I agree with Justice Dickson that the plain wording of Article I, Section 22, does not mandate that the Legislature limit the amount of property exempt from creditors' claims; rather, it mandates that the Legislature exempt at least a reasonable amount. I find nothing in the majority's discussion of the constitutional debates inconsistent with this reading of the section. I therefore respectfully dissent from the majority's opinion that Ind. Code § 34-2-28-1(a)(6), as in effect on July 26, 1991, was unconstitutional.


[1] In 1993, the Indiana General Assembly repealed this subsection as it existed and replaced it with a provision exempting only certain types of funds. It also placed a cap on the exemption. 1993 Ind. Acts 4069 (P.L. 208-1993).

[2] See, e.g., 1 Report of the Debates and Proceedings of the Convention for the Revision of the Constitution of the State of Indiana, 1850, 748 (H. Fowler, official reporter, 1850) [hereinafter Debates]. Exemption clauses appeared elsewhere in state constitutions of the era. Our provision was taken from the Wisconsin Constitution. Remarks of Delegate Smith of Ripley, 2 Debates 1931.

[3] See, e.g., 1 Debates 766 (remarks of delegate Howe) ("[P]lace [the] measure in the organic law, where it may forever remain, beyond the reach of fluctuating legislation. If left to the Legislature a homestead exemption may be placed on the Statute Book this year, and repealed the next; all will be unfixed and uncertain.").

[4] "But those who with me, see in a healthy credit system the means by which the poor man may be raised from poverty to wealth the means by which indigent artizans [sic], farmers, and laborers may in a few short years, be placed above penury and want such, will look [u]pon the adoption of these amendments as the death knell to all their hopes for the poor." Remarks of Delegate Hovey, 1 Debates 752.
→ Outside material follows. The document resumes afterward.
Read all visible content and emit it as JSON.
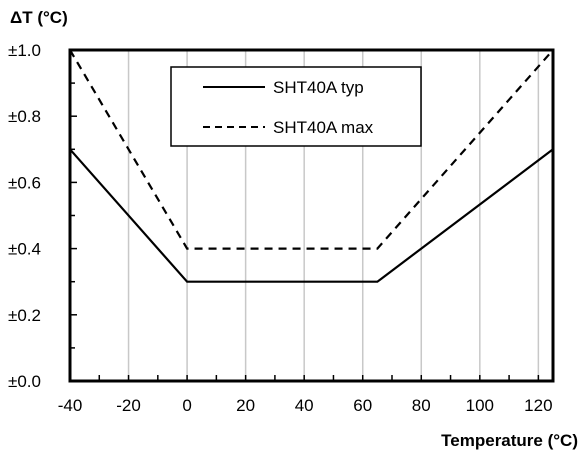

[5] "I shall contend that the Homestead Exemption is a measure that injures no class, but that, on the contrary, will prove beneficial to the CREDITOR generally, to the DEBTOR, and to the STATE." Remarks of Delegate Colfax, 1 Debates 747.
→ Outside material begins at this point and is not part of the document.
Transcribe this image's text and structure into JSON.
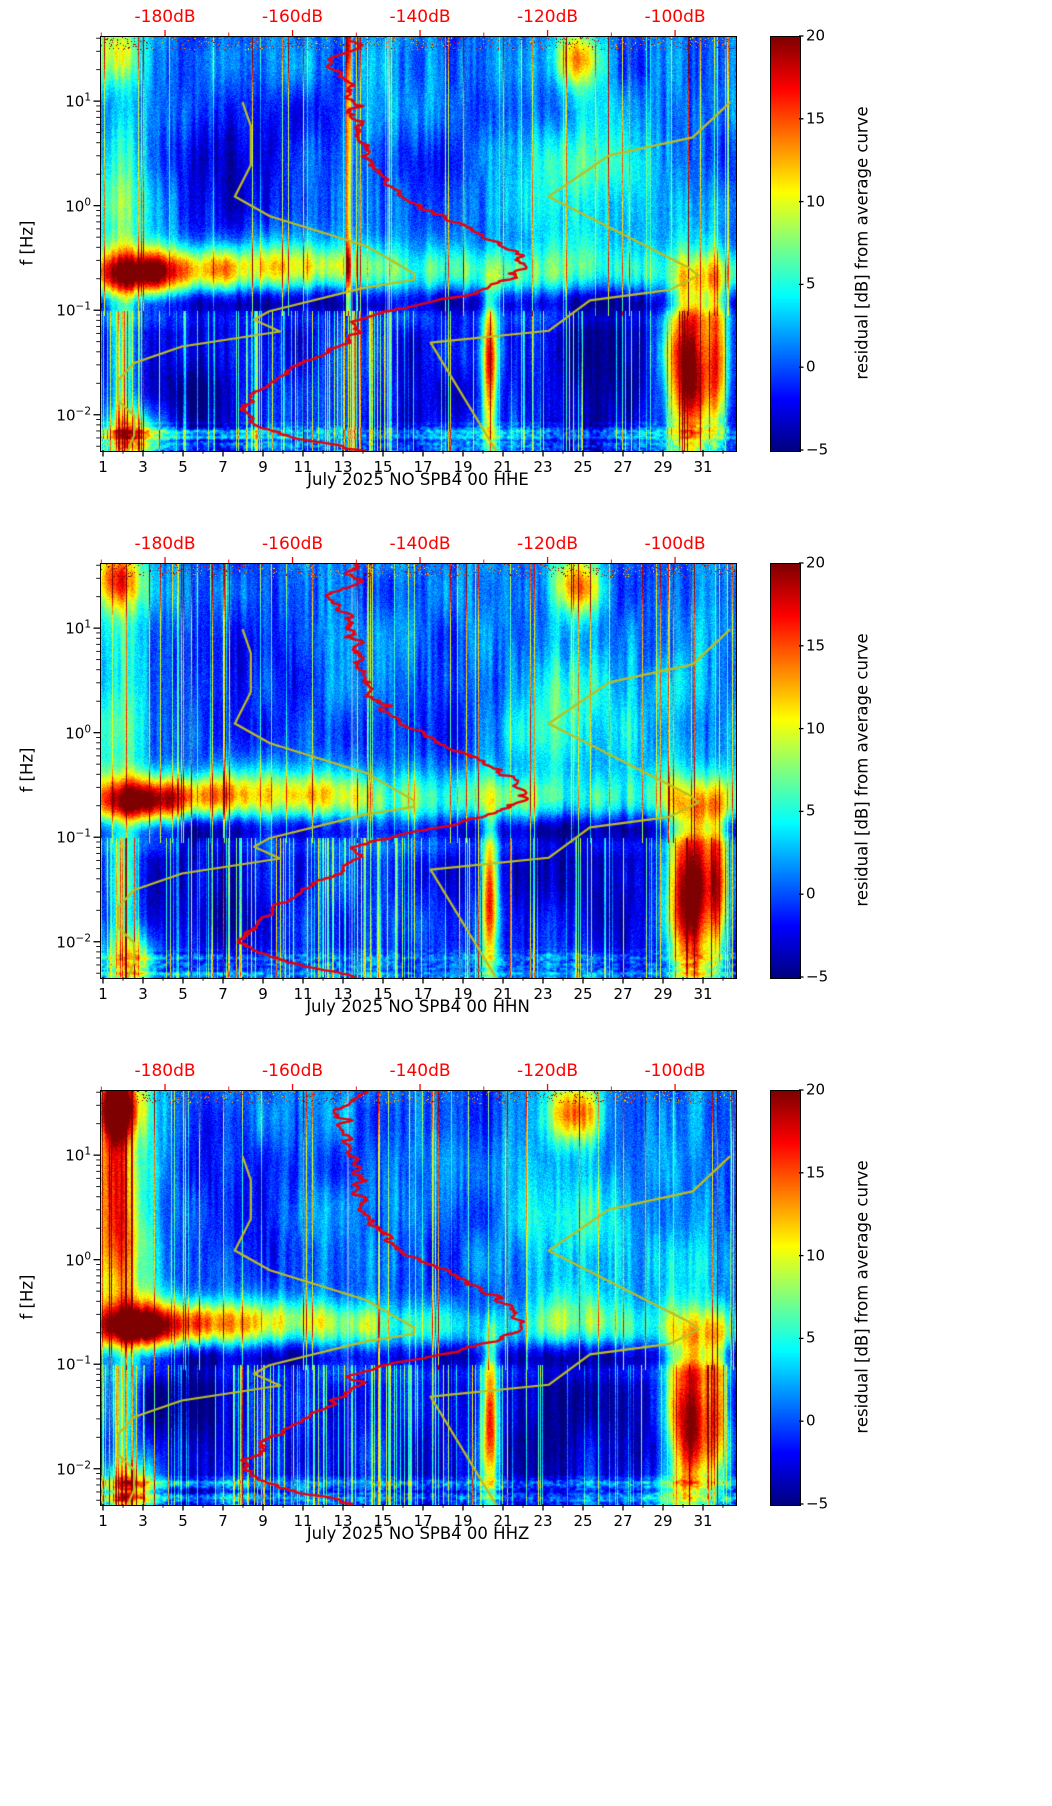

[6] "Can there, sir, be anything unjust or improper or unwise, in providing that every man should have a Home a little, humble home exempt from legal process that he and his could call their own, beyond all contingency, secured beyond accident or misfortune?" Remarks of Delegate Colfax, 1 Debates 748.

"Finally, Mr. President, is this lovely land of ours, where the air is made vocal with the sound of independence, is it not pitiable, indeed, that the laborer, from whom we receive the bread we eat, or the raiment we put on is it not pitiable, indeed, that this man should be denied a spot of earth, whereon to stand and assert his independence, and, having asserted it, maintain it against all invasion." Remarks of Delegate Murray, 1 Debates 720-21.

[7] Remarks of Delegate Murray, 1 Debates 791.

[8] Many delegates objected to dictating to the legislature the precise way in which to do this. See, e.g., Remarks of Delegate Blythe, 1 Debates 721 ("I am in favor of a liberal exemption of property from execution. But that is, in my humble opinion, the legitimate work of the Legislature, and there I would leave it."). Other pointed out the legislature had not carried out some of the specific mandates of the Indiana Constitution of 1816. Remarks of Delegate Walpole, 1 Debates 762.

[9] We have taken this approach notwithstanding some difficulty deciding whether exemption statutes contravene the common law. Compare Kelley v. McFadden (1881), 80 Ind. 536, 538 ("[Exemption] statutes are not in contravention of the common law.") and Chatten v. Snider (1890), 126 Ind. 387, 390, 26 N.E. 166, 167 ("The right of exemption did not exist at common law.").

[10] The Minnesota Constitution likewise says "a reasonable amount of property shall be exempt from seizure or sale for the payment of any debt or liability." Art. I, sec. 12. A Wisconsin statute similar to the one under consideration here has been declared unconstitutional. In re Netz, 91 B.R. 503 (Bkrtcy.D.Minn. 1988).